Figure 9 of this paper shows the fraction of relays with the HSDir flag that join or leave between consecutive consensuses. I'd estimate 0.01 by eye, so let's conservatively call it 0.02. The churn rate counts both joins and leaves, so a churn rate of 0.02 means each HSDir from the previous consensus has left with probability 0.01, and new HSDirs have joined at the same rate.
My code (attached) simulates each replica by creating 3,000 HSDirs, each at a random position on the hashring, and remembering the first 4 HSDirs on the hashring - these are the ones that receive copies of the descriptor. Churn is simulated an hour at a time. In each hour, each HSDir is removed with probability 0.01 and replaced with a new HSDir at a random position. Then the code checks whether the first 3 HSDirs on the hashring are all ones that received copies of the descriptor. If not, a lookup on this replica could fail.
For simplicity I've simulated the two replicas independently - in reality they'd be based on different permutations of the same HSDirs, but independence seems like a reasonable approximation. The simulation runs until lookups on both replicas could fail.
The mean time until both replicas could fail is 37 hours, averaged over 10,000 runs.
If this is roughly accurate then we should be able to keep the HS reachable by waking Tor from its dormant state every few hours to fetch a fresh consensus and upload new copies of the descriptor if necessary.
Perhaps I should extend the simulation to consider the probability of lookup failure as a function of time, rather than the mean time until failure becomes possible.
I updated the simulation to consider the probability of lookup failure as a function of time, and to use the same HSDirs in both hashrings. The new code is attached, along with graphs showing the mean and first percentile of the lookup success rate over 1000 independent runs.
The first percentile gives an idea of the experience of an unlucky hidden service. The success rate for an unlucky service falls below 90% after 5 hours, showing that the assessment in my last comment, based on mean time until possible failure, was too optimistic. Services do need to republish their descriptors frequently or there's a significant risk of lookup failure.
At the risk of going off-topic, I just wanted to mention one other thing I noticed when running the simulations. The lookup success rate can be improved by changing the parameters without storing more copies of descriptors.
Reducing hsdir_spread_fetch, without changing the other parameters, improves the mean lookup success rate. Intuitively, if a replica is stored on dirs d_1...d_n at positions 1...n, churn is less likely to displace d_i from its position than d_{i+1} because there's less hashring distance into which churn could insert a new dir. Thus a client is more likely to find the descriptor at position i than position i+1 after churn. Reducing hsdir_spread_fetch concentrates more of the client's lookups on positions that are more likely to hold the descriptor.
However, while the mean lookup success rate is improved, the effect on the first percentile is more nuanced. The success rate remains at 100% for longer, but then falls faster.

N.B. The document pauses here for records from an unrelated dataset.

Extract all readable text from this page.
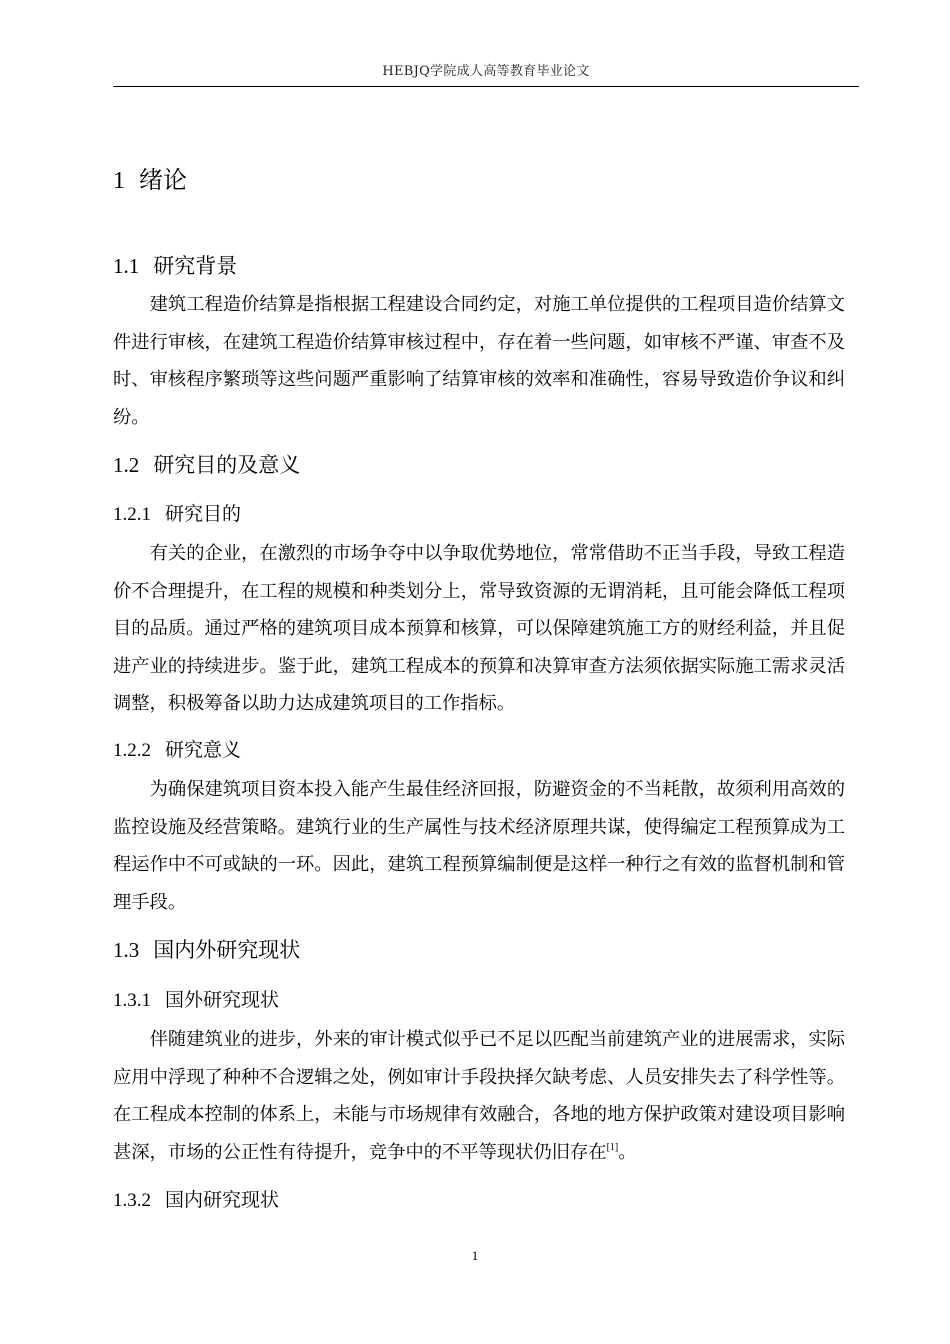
HEBJQ学院成人高等教育毕业论文
1 绪论
1.1 研究背景

建筑工程造价结算是指根据工程建设合同约定，对施工单位提供的工程项目造价结算文件进行审核，在建筑工程造价结算审核过程中，存在着一些问题，如审核不严谨、审查不及时、审核程序繁琐等这些问题严重影响了结算审核的效率和准确性，容易导致造价争议和纠纷。

1.2 研究目的及意义
1.2.1 研究目的

有关的企业，在激烈的市场争夺中以争取优势地位，常常借助不正当手段，导致工程造价不合理提升，在工程的规模和种类划分上，常导致资源的无谓消耗，且可能会降低工程项目的品质。通过严格的建筑项目成本预算和核算，可以保障建筑施工方的财经利益，并且促进产业的持续进步。鉴于此，建筑工程成本的预算和决算审查方法须依据实际施工需求灵活调整，积极筹备以助力达成建筑项目的工作指标。

1.2.2 研究意义

为确保建筑项目资本投入能产生最佳经济回报，防避资金的不当耗散，故须利用高效的监控设施及经营策略。建筑行业的生产属性与技术经济原理共谋，使得编定工程预算成为工程运作中不可或缺的一环。因此，建筑工程预算编制便是这样一种行之有效的监督机制和管理手段。

1.3 国内外研究现状
1.3.1 国外研究现状

伴随建筑业的进步，外来的审计模式似乎已不足以匹配当前建筑产业的进展需求，实际应用中浮现了种种不合逻辑之处，例如审计手段抉择欠缺考虑、人员安排失去了科学性等。在工程成本控制的体系上，未能与市场规律有效融合，各地的地方保护政策对建设项目影响甚深，市场的公正性有待提升，竞争中的不平等现状仍旧存在[1]。

1.3.2 国内研究现状
1
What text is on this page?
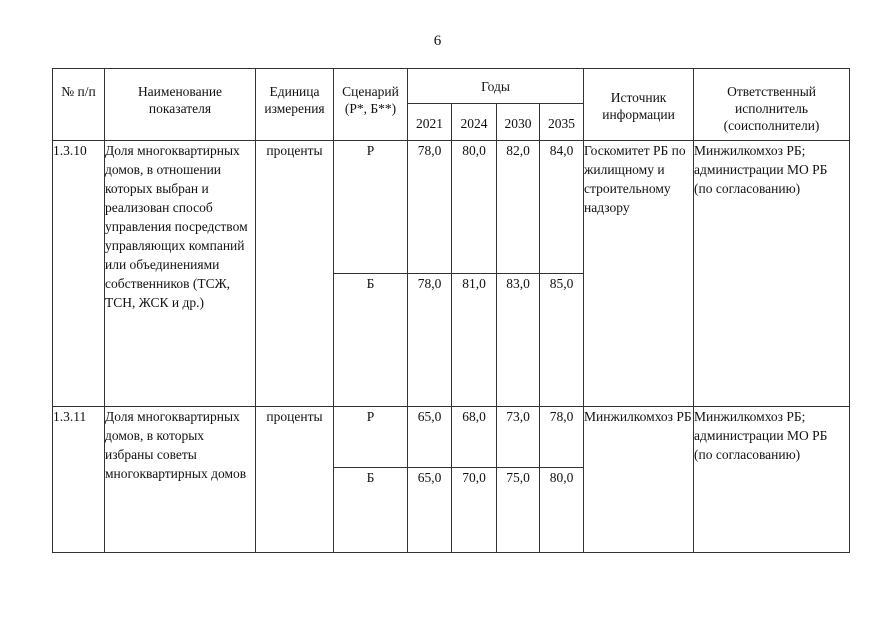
6
№ п/п	Наименование показателя	Единица измерения	Сценарий (Р*, Б**)	Годы				Источник информации	Ответственный исполнитель (соисполнители)

				2021	2024	2030	2035		

1.3.10	Доля многоквартирных домов, в отношении которых выбран и реализован способ управления посредством управляющих компаний или объединениями собственников (ТСЖ, ТСН, ЖСК и др.)	проценты	Р	78,0	80,0	82,0	84,0	Госкомитет РБ по жилищному и строительному надзору	Минжилкомхоз РБ; администрации МО РБ (по согласованию)
			Б	78,0	81,0	83,0	85,0		
1.3.11	Доля многоквартирных домов, в которых избраны советы многоквартирных домов	проценты	Р	65,0	68,0	73,0	78,0	Минжилкомхоз РБ	Минжилкомхоз РБ; администрации МО РБ (по согласованию)
			Б	65,0	70,0	75,0	80,0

I think this is because each lookup chooses from a smaller set of positions to query, so there's a smaller set of possible outcomes. When hsdir_spread_fetch == 1, all lookups query the same positions.
This is relevant in the real world if clients can retry failed lookups. We might accept a lower mean success rate if clients can have another chance at success by retrying.

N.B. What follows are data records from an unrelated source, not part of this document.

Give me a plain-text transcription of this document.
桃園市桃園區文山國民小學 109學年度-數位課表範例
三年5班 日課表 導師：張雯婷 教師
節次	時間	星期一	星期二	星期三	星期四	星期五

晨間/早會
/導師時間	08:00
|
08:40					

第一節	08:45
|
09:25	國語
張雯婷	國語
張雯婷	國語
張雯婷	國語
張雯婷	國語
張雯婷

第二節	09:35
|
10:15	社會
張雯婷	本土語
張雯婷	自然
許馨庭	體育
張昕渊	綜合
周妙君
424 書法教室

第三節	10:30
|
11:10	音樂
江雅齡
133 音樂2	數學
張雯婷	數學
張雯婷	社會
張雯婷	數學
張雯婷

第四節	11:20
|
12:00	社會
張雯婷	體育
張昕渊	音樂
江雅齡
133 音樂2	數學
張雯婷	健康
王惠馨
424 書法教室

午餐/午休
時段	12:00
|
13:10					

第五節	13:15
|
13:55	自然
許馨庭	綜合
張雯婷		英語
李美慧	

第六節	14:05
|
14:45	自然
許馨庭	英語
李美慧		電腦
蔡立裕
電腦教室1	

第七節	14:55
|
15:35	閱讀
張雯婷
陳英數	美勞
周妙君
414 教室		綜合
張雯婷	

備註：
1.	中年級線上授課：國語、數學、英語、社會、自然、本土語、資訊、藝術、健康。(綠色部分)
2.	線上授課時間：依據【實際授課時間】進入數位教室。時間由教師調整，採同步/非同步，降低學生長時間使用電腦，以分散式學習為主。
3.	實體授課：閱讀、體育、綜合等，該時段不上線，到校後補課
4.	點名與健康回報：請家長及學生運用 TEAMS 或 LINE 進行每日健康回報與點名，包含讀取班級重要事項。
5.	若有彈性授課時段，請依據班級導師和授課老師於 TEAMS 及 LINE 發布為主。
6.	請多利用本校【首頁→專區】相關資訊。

Another interesting possibility is to trade a larger hsdir_n_replicas for a smaller hsdir_spread_store. In other words, use more replicas and store fewer copies at each replica. This improves the lookup success rate (both mean and first percentile), without increasing the number of copies of the descriptor that are stored.
However, I'm not sure how increasing hsdir_n_replicas would affect query bandwidth. Do clients try replicas in parallel or series? If parallel, increasing hsdir_n_replicas would increase bandwidth for all queries. If series, the worst-case bandwidth would increase (a query would visit more replicas before failing).